Ce que dit la jurisprudence récente (2024)
Depuis 2024, la Cour de cassation a précisé sa position : l’absence de visite de reprise n’annule plus automatiquement le droit de l’employeur à refuser le salaire. Si le salarié est disponible et souhaite travailler, mais que l’employeur n’organise pas la visite dans les temps, il peut être condamné à verser un rappel de salaire.
À l’inverse, si le salarié bloque volontairement la procédure en refusant de se présenter malgré une convocation conforme, l’employeur peut refuser de le rémunérer et engager une procédure disciplinaire.
Le message est clair : chacun doit respecter ses obligations. Ni l’employeur ni le salarié ne peut se cacher derrière la faute de l’autre pour échapper à ses responsabilités.
Salaire, suspension du contrat et risques juridiques
Tant que la visite de reprise n’a pas eu lieu, le contrat reste suspendu. Concrètement, le salarié ne peut pas reprendre son poste, et l’employeur n’a pas à payer de salaire. Mais si cette suspension dure trop longtemps à cause d’un manquement de l’employeur, celui-ci s’expose à des dommages-intérêts.
Exemple : un salarié revient d’un arrêt maladie le 1er mars. L’employeur ne programme la visite que le 25 mars. Le salarié n’a pas travaillé pendant 25 jours et n’a pas été payé. Il peut demander un rappel de salaire pour cette période, car le retard est imputable à l’employeur.
Qui paie si le salarié ne vient pas ?
La question financière se pose souvent. Si un salarié ne se présente pas à la visite, qui assume le coût ?
La facturation par le SPST
Le SPST facture ses prestations à l’entreprise. Si un salarié ne vient pas sans prévenir, le SPST peut facturer l’absence. Cette facturation est normale : le médecin ou l’infirmier a bloqué un créneau, et le temps perdu représente un coût.
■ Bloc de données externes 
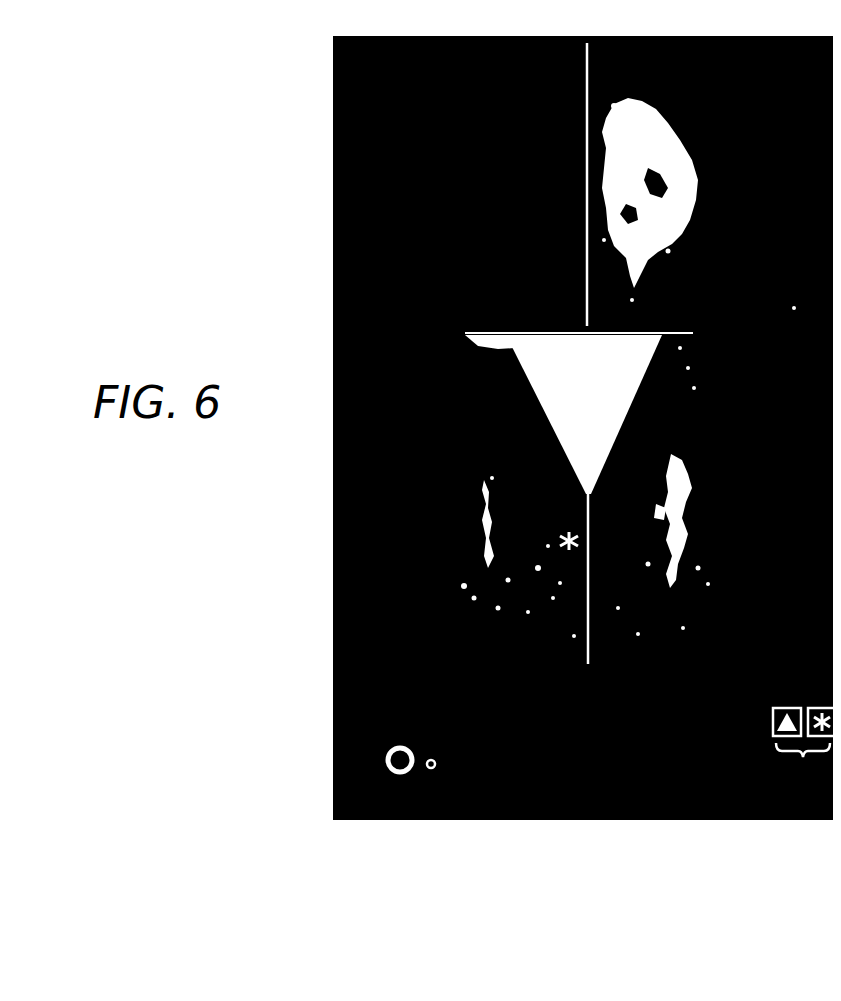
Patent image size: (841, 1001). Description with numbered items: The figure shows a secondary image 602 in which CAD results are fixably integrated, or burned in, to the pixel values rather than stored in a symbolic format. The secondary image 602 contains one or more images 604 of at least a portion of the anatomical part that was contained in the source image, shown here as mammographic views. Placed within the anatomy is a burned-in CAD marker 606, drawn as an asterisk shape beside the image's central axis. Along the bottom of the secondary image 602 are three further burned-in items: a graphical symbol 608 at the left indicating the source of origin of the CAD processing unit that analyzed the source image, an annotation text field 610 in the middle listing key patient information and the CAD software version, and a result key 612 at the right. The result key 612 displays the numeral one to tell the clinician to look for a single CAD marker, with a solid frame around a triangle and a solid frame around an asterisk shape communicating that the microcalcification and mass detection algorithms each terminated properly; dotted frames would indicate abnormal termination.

The secondary image 602 is at (511, 463).
The images 604 is at (538, 285).
The CAD marker 606 is at (540, 536).
The graphical symbol 608 is at (439, 817).
The annotation text field 610 is at (745, 817).
The result key 612 is at (832, 817).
L’interdiction de retenue sur salaire
L’employeur ne peut jamais retenir le montant de cette facture sur le salaire du salarié. C’est interdit par le Code du travail. La visite médicale est une obligation de l’employeur, et il en assume les frais.
Une retenue sur salaire ne peut être envisagée que si le salarié devait travailler à ce moment-là et s’est absenté sans autorisation. Mais ce n’est pas le cas ici : la visite médicale ne se fait pas pendant le temps de travail effectif, ou si elle a lieu pendant ce temps, elle est assimilée à du temps de travail.
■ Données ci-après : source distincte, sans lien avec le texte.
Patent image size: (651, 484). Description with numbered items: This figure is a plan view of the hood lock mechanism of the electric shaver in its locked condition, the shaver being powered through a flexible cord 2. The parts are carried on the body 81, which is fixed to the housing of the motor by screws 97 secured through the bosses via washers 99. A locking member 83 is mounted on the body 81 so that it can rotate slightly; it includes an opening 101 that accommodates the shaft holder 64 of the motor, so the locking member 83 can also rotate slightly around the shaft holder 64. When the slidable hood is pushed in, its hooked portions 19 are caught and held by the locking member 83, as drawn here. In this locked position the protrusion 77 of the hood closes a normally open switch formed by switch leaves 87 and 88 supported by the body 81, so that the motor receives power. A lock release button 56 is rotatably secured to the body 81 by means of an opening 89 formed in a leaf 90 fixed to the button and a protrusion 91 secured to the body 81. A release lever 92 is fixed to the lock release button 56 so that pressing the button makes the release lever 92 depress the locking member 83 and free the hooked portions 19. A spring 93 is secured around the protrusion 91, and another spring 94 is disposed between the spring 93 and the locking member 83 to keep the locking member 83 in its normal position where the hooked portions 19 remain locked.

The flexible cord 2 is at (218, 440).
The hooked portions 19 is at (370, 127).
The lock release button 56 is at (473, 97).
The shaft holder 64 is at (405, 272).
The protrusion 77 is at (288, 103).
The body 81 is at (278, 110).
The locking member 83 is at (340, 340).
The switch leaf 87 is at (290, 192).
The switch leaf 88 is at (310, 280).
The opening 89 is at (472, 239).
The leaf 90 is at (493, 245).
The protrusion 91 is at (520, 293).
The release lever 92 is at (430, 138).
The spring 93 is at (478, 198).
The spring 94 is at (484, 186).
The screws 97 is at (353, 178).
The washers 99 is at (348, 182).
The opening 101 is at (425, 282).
Cas rares de réparation financière par le salarié
Dans des situations exceptionnelles, l’employeur peut engager une action en responsabilité contre le salarié pour obtenir réparation du préjudice causé par son absence. Mais cette démarche est rare et difficile à gagner. Il faut prouver un préjudice réel et direct : par exemple, un retard dans un chantier, une mise en danger d’autrui, ou une désorganisation grave de l’activité.
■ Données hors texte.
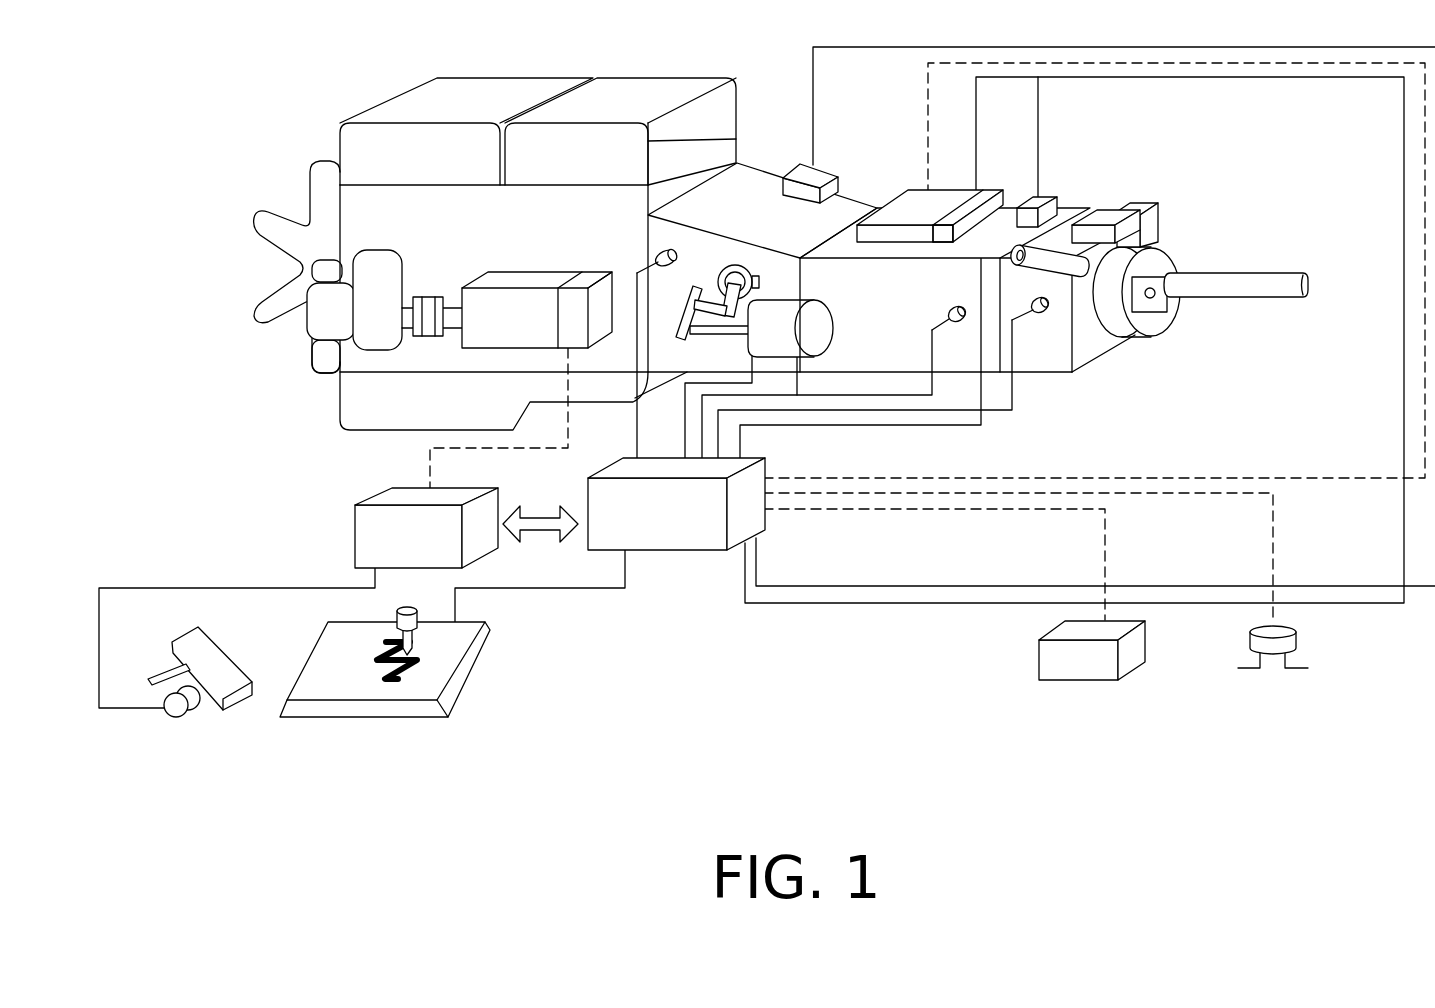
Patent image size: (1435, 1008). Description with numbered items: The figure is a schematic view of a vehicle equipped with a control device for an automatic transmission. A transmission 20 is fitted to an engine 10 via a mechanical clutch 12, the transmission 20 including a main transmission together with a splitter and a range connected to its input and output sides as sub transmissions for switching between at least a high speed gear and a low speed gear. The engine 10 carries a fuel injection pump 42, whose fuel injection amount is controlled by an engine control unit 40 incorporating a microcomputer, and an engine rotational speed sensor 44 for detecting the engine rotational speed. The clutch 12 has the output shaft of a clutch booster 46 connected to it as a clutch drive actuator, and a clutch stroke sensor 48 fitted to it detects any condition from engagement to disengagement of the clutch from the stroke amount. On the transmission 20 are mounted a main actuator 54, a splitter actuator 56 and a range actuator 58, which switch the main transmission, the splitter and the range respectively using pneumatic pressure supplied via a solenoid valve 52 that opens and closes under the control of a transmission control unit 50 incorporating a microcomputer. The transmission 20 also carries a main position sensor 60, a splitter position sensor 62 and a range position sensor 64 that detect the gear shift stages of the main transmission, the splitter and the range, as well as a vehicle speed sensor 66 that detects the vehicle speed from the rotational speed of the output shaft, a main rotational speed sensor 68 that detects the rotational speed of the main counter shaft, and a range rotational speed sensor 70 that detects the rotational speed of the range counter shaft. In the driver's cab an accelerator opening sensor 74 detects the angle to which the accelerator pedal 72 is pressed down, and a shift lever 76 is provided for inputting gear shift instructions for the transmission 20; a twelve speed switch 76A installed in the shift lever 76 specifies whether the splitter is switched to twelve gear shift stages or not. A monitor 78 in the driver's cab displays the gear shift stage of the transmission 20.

The engine 10 is at (437, 93).
The clutch 12 is at (752, 188).
The transmission 20 is at (1133, 368).
The engine control unit 40 is at (355, 515).
The fuel injection pump 42 is at (505, 280).
The engine rotational speed sensor 44 is at (655, 259).
The clutch booster 46 is at (822, 332).
The clutch stroke sensor 48 is at (722, 272).
The transmission control unit 50 is at (757, 520).
The solenoid valve 52 is at (1297, 639).
The main actuator 54 is at (947, 203).
The splitter actuator 56 is at (1114, 222).
The range actuator 58 is at (1130, 207).
The main position sensor 60 is at (997, 195).
The splitter position sensor 62 is at (822, 177).
The range position sensor 64 is at (1055, 203).
The vehicle speed sensor 66 is at (1058, 262).
The main rotational speed sensor 68 is at (958, 321).
The range rotational speed sensor 70 is at (1045, 312).
The accelerator pedal 72 is at (187, 638).
The accelerator opening sensor 74 is at (162, 703).
The shift lever 76 is at (465, 668).
The twelve speed switch 76A is at (408, 607).
The monitor 78 is at (1135, 638).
Concrètement, il est plus simple et plus efficace d’appliquer une sanction disciplinaire que de lancer une procédure judiciaire pour récupérer quelques centaines d’euros.
En définitive, l’absence d’un salarié à une visite médicale obligatoire n’est jamais anodine. Elle engage la responsabilité de chacun : l’employeur doit convoquer dans les règles, le salarié doit se présenter sauf empêchement légitime, et le SPST doit assurer le suivi médical.
La sanction existe, mais elle doit être proportionnée, motivée, et précédée d’une vérification sérieuse des motifs d’absence. Dans la majorité des cas, une reprogrammation rapide et un dialogue ouvert permettent de résoudre la situation sans conflit. Mais si le salarié persiste dans son refus, l’employeur dispose de leviers disciplinaires solides, à condition de respecter scrupuleusement la procédure.